Automatic Reference Counting in Objective-C, Part 2: The Details
In Part I, we looked at the basic ideas behind ARC and how it works in pure Objective-C code. In this article, we'll go a bit deeper and see how it works with the C memory model, with Objective-C++, and what the compiler is doing to make it fast.
How It Works
When you compile code using ARC, the compiler inserts calls to functions like objc_retain() and objc_release(). These are inserted, rather than -retain and -release message sends, for several reasons. They are smaller and faster than message sends, easier for the optimizer to recognize, faster, and easier to inline.
The optimizer is very important. The implementation of ARC is split into three components. The compiler front end generates calls to these functions. The optimizer removes as many as it can, and the runtime library implements the required functions.
The fact that the optimization is all done on the LLVM intermediate representation, rather than in the front end, is very helpful because it means that it's useable by other compilers. I've written a Smalltalk compiler that generates code that is binary-compatible with LLVM. I can now make it use the ARC functions, rather than its own retain/release code, and it will use the same LLVM optimizations.
The optimizer uses local balancing: It assumes that every function is safe with respect to maintaining valid pointers, and will attempt to remove redundant retain and release operations on this assumption. The optimizer is still a bit of a work-in-progress, but it already works quite well.

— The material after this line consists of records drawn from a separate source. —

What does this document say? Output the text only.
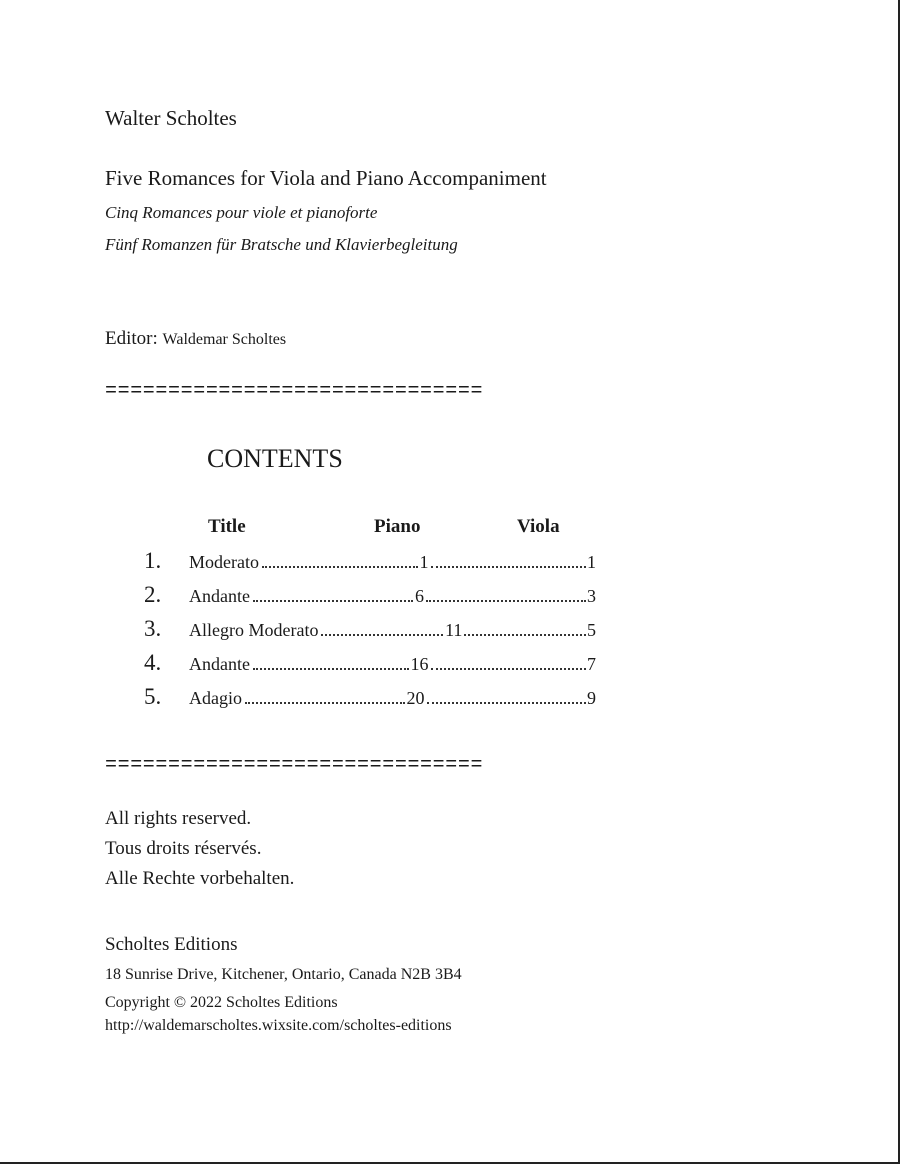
Walter Scholtes
Five Romances for Viola and Piano Accompaniment
Cinq Romances pour viole et pianoforte
Fünf Romanzen für Bratsche und Klavierbegleitung
Editor: Waldemar Scholtes
==============================
CONTENTS
Title	Piano	Viola
1. Moderato	1	1
2. Andante	6	3
3. Allegro Moderato	11	5
4. Andante	16	7
5. Adagio	20	9
==============================
All rights reserved.
Tous droits réservés.
Alle Rechte vorbehalten.
Scholtes Editions
18 Sunrise Drive, Kitchener, Ontario, Canada N2B 3B4
Copyright © 2022 Scholtes Editions
http://waldemarscholtes.wixsite.com/scholtes-editions
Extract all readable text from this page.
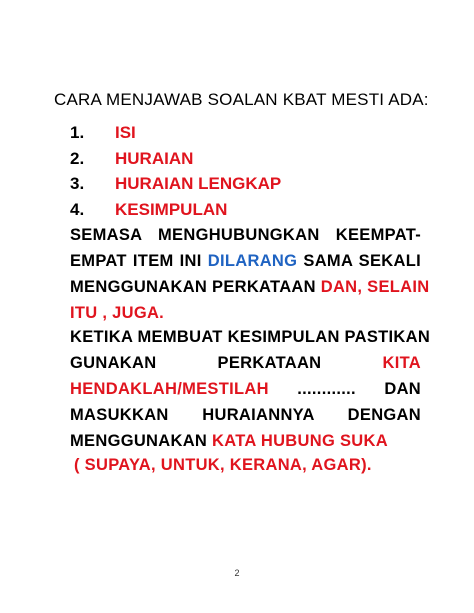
CARA MENJAWAB SOALAN KBAT MESTI ADA:
1. ISI
2. HURAIAN
3. HURAIAN LENGKAP
4. KESIMPULAN
SEMASA MENGHUBUNGKAN KEEMPAT-
EMPAT ITEM INI DILARANG SAMA SEKALI
MENGGUNAKAN PERKATAAN DAN, SELAIN
ITU , JUGA.
KETIKA MEMBUAT KESIMPULAN PASTIKAN
GUNAKAN PERKATAAN KITA
HENDAKLAH/MESTILAH ............ DAN
MASUKKAN HURAIANNYA DENGAN
MENGGUNAKAN KATA HUBUNG SUKA
( SUPAYA, UNTUK, KERANA, AGAR).
2
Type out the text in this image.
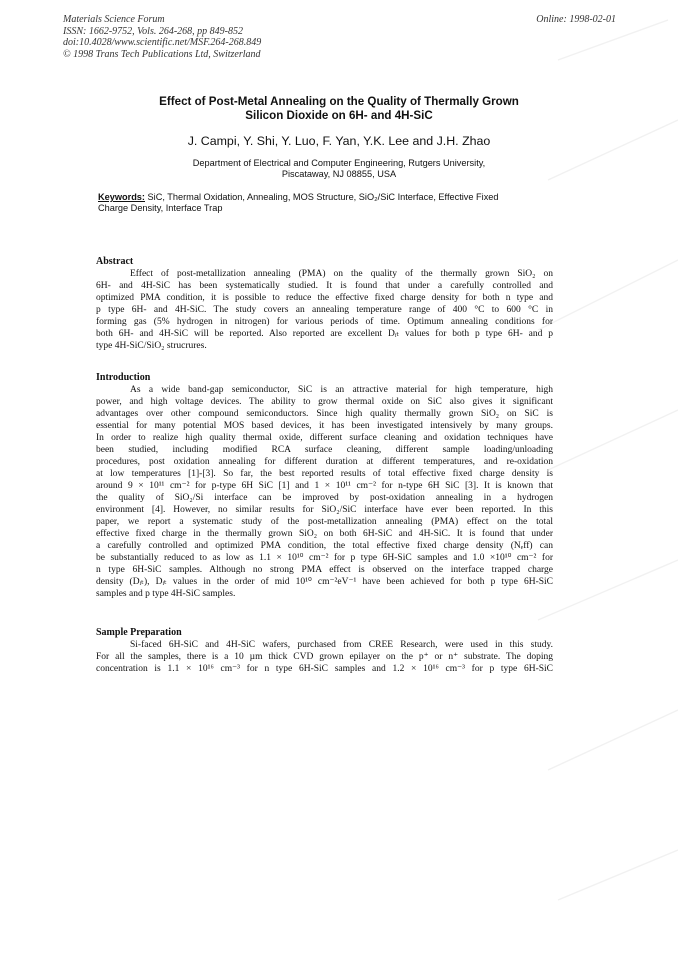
Materials Science Forum
ISSN: 1662-9752, Vols. 264-268, pp 849-852
doi:10.4028/www.scientific.net/MSF.264-268.849
© 1998 Trans Tech Publications Ltd, Switzerland
Online: 1998-02-01
Effect of Post-Metal Annealing on the Quality of Thermally Grown
Silicon Dioxide on 6H- and 4H-SiC
J. Campi, Y. Shi, Y. Luo, F. Yan, Y.K. Lee and J.H. Zhao
Department of Electrical and Computer Engineering, Rutgers University,
Piscataway, NJ 08855, USA
Keywords: SiC, Thermal Oxidation, Annealing, MOS Structure, SiO₂/SiC Interface, Effective Fixed
Charge Density, Interface Trap
Abstract
Effect of post-metallization annealing (PMA) on the quality of the thermally grown SiO₂ on
6H- and 4H-SiC has been systematically studied. It is found that under a carefully controlled and
optimized PMA condition, it is possible to reduce the effective fixed charge density for both n type and
p type 6H- and 4H-SiC. The study covers an annealing temperature range of 400 °C to 600 °C in
forming gas (5% hydrogen in nitrogen) for various periods of time. Optimum annealing conditions for
both 6H- and 4H-SiC will be reported. Also reported are excellent Dᵢₜ values for both p type 6H- and p
type 4H-SiC/SiO₂ strucrures.
Introduction
As a wide band-gap semiconductor, SiC is an attractive material for high temperature, high
power, and high voltage devices. The ability to grow thermal oxide on SiC also gives it significant
advantages over other compound semiconductors. Since high quality thermally grown SiO₂ on SiC is
essential for many potential MOS based devices, it has been investigated intensively by many groups.
In order to realize high quality thermal oxide, different surface cleaning and oxidation techniques have
been studied, including modified RCA surface cleaning, different sample loading/unloading
procedures, post oxidation annealing for different duration at different temperatures, and re-oxidation
at low temperatures [1]-[3]. So far, the best reported results of total effective fixed charge density is
around 9 × 10¹¹ cm⁻² for p-type 6H SiC [1] and 1 × 10¹¹ cm⁻² for n-type 6H SiC [3]. It is known that
the quality of SiO₂/Si interface can be improved by post-oxidation annealing in a hydrogen
environment [4]. However, no similar results for SiO₂/SiC interface have ever been reported. In this
paper, we report a systematic study of the post-metallization annealing (PMA) effect on the total
effective fixed charge in the thermally grown SiO₂ on both 6H-SiC and 4H-SiC. It is found that under
a carefully controlled and optimized PMA condition, the total effective fixed charge density (Nₑff) can
be substantially reduced to as low as 1.1 × 10¹⁰ cm⁻² for p type 6H-SiC samples and 1.0 ×10¹⁰ cm⁻² for
n type 6H-SiC samples. Although no strong PMA effect is observed on the interface trapped charge
density (Dᵢₜ), Dᵢₜ values in the order of mid 10¹⁰ cm⁻²eV⁻¹ have been achieved for both p type 6H-SiC
samples and p type 4H-SiC samples.
Sample Preparation
Si-faced 6H-SiC and 4H-SiC wafers, purchased from CREE Research, were used in this study.
For all the samples, there is a 10 µm thick CVD grown epilayer on the p⁺ or n⁺ substrate. The doping
concentration is 1.1 × 10¹⁶ cm⁻³ for n type 6H-SiC samples and 1.2 × 10¹⁶ cm⁻³ for p type 6H-SiC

Some of its transforms are quite simple. As well as the primitive runtime calls, the ABI also defines some combined versions, such as objc_retainAutorelease(), which is a combination of objc_retain() followed by objc_autorelease(), and objc_storeWeak(), which releases the old value and retains the new one. The optimizer will try to use the combined versions where possible. In the worst case they'll have similar performance, but it's also possible to implement them more efficiently in the runtime. Even if they're slightly slower, you'd still save from only having one call and from the smaller code required for one call than two.

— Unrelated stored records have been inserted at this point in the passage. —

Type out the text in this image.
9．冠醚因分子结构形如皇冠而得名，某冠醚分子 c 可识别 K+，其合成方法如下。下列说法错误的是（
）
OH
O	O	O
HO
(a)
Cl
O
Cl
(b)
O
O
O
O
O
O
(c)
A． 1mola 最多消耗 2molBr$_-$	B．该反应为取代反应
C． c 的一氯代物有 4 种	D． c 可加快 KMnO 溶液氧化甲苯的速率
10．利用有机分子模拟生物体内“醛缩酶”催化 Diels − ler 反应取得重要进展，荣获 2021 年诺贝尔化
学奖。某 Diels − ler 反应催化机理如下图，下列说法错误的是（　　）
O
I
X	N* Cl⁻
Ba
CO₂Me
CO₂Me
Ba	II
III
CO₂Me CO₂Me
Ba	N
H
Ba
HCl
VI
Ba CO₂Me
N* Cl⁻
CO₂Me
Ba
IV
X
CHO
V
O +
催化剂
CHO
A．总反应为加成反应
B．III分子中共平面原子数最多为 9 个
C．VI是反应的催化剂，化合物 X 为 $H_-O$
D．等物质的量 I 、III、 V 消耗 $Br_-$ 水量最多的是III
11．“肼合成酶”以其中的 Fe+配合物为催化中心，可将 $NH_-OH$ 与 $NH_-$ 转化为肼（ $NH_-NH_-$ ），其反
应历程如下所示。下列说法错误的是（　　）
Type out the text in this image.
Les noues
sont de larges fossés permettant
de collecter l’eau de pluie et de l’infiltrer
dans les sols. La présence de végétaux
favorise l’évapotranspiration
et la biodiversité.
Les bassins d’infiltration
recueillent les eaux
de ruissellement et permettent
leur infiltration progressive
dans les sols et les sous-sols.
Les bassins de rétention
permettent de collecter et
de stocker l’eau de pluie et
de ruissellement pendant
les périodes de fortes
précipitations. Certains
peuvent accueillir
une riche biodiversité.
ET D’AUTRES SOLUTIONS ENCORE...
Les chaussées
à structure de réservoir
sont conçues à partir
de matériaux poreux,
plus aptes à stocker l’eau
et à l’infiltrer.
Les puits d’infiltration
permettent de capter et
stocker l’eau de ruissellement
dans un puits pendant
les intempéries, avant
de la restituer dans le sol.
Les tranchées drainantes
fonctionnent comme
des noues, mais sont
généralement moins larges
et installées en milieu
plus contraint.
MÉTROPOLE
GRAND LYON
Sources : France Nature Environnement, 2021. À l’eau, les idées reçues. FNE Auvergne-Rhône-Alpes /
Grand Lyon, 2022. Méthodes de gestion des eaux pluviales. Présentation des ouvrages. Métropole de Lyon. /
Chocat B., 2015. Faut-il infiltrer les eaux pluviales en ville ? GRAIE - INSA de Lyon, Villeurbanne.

The next set of optimizations is more interesting. It tries to remove redundant calls. For example, consider something like:
objc_retain(x); [x someMessage]; objc_release(x); objc_retain(x); [x someOtherMessage]; objc_release(x);
This seems pretty stupid, but the front end can emit it because part of the design of ARC is to avoid the need for the front end to do complex flow analysis. The optimizer can simplify it to:
objc_retain(x); [x someMessage]; [x someOtherMessage]; objc_release(x);
This is even more important with things like loops. If there's a retain-release pair on a loop invariant, then they can be hoisted to either side of the loop. If you look at the source code for the optimizer, you'll see a lot of planned optimizations that aren't finished yet. In particular, it's possible to transform autorelease into release in a lot of cases.
Earlier, I talked about using a __autoreleasing id for a return value to catch an autoreleased return value. This reduces the number of retain/release calls, so you have something like:
id a = foo(); // a is autoreleased, so will be deallcoated later
Instead of:
id a = objc_retainAutoreleasedReturnValue(foo()); ... objc_release(a)
This may seem better, but often isn't. The autoreleased object may not be collected for some time. It will take up some space in the autorelease pool and will be wasting RAM. The optimizer will (in the future) try to convert the first form into the latter. This increases the code size slightly, but means that short-lived objects are really short-lived objects. They won't sit around using RAM until the end of the run loop.
The objc_retainAutoreleasedReturnValue() call is particularly clever. If the value has just been autoreleased and returned, then rather than retaining it, this un-autoreleases it. Conceptually, it removes the object from the autorelease pool, but in fact it removes it from some thread-local storage, where it was inserted instead of being put in the autorelease pool. This allows functions to return non-owning references without the need to fill up the autorelease pool and artificially extend the lives of temporary objects.
A more interesting form of this optimization is also planned. Autorelease pools are now created and destroyed in a way that it's easy for the optimizer to modify. For example, if you do something like:
objc_autoreleasePoolPush(); ... objc_autorelease(obj); objc_autoreleasePoolPop();
The optimizer can see where obj will be deallocated and turn the autorelease into a release. This looks like a weird thing to do, but the ARC optimizers can run after inlining, and it's entirely possible that a function that returns an autoreleased value will be inlined into a function that creates an autorelease pool.
More interestingly, the optimizer can insert the autoreleasepool push and pop functions itself, if it determines that a lot of short-lived objects are going to be created. It may do this around loops, for example, but it's most likely that this will run as a profile-driven optimization at some point in the future. This is possible because the optimizer can now easily extend the life of temporary objects by calling objc_retain() on them before objc_autoreleasePoolPop() and then objc_autorelease() after, for the ones that need to persist beyond where it's inserted an autoreleasepool scope.